Opened 15 years ago
Closed 13 years ago
#142 closed enhancement (fixed)
Add monitoring for failure of the backend network
| Reported by: | mitchb | Owned by: | |
|---|---|---|---|
| Priority: | minor | Milestone: | |
| Component: | internals | Keywords: | sipb-noc | 
| Cc: | 
Description
We don't presently have a Nagios test that will alert us if there's a failure of the backend network switch, or the backend interface on an individual server. All the probes for sql.mit.edu will still pass because they run over the public network.
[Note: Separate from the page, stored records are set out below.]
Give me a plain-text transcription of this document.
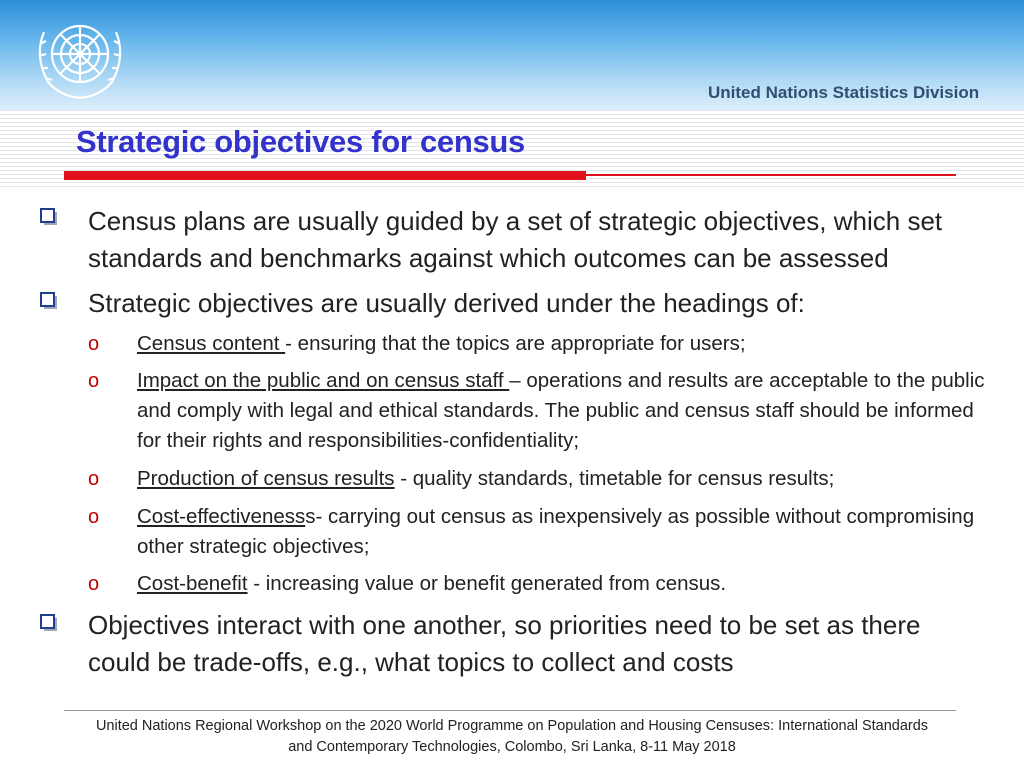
United Nations Statistics Division
Strategic objectives for census
Census plans are usually guided by a set of strategic objectives, which set standards and benchmarks against which outcomes can be assessed
Strategic objectives are usually derived under the headings of:
o Census content - ensuring that the topics are appropriate for users;
o Impact on the public and on census staff – operations and results are acceptable to the public and comply with legal and ethical standards. The public and census staff should be informed for their rights and responsibilities-confidentiality;
o Production of census results - quality standards, timetable for census results;
o Cost-effectivenesss- carrying out census as inexpensively as possible without compromising other strategic objectives;
o Cost-benefit - increasing value or benefit generated from census.
Objectives interact with one another, so priorities need to be set as there could be trade-offs, e.g., what topics to collect and costs
United Nations Regional Workshop on the 2020 World Programme on Population and Housing Censuses: International Standards
and Contemporary Technologies, Colombo, Sri Lanka, 8-11 May 2018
We should use some plugin to run a 'select 1;' or something similarly trivial on each scripts server.
Change History (4)
comment:1 Changed 14 years ago by adehnert
- Keywords sipb-noc added
comment:2 Changed 13 years ago by adehnert
- Resolution set to fixed
- Status changed from new to closed
comment:3 Changed 13 years ago by quentin
- Resolution fixed deleted
- Status changed from closed to reopened
This isn't good enough; if the routes over the backend interface disappear, we will happily talk to sql over the frontend network and not notice the outage.
Unfortunately, it doesn't look like check_ping supports specifying an interface to check from. I guess we could pretend and ping the backend IP of sql instead.
comment:4 Changed 13 years ago by adehnert
- Resolution set to fixed
- Status changed from reopened to closed
Fixed in r2192.


Fixed (see sipb-nagios commit 7d9206eae4e48824e0203d1ce19c4563f9bb664b and scripts r2190).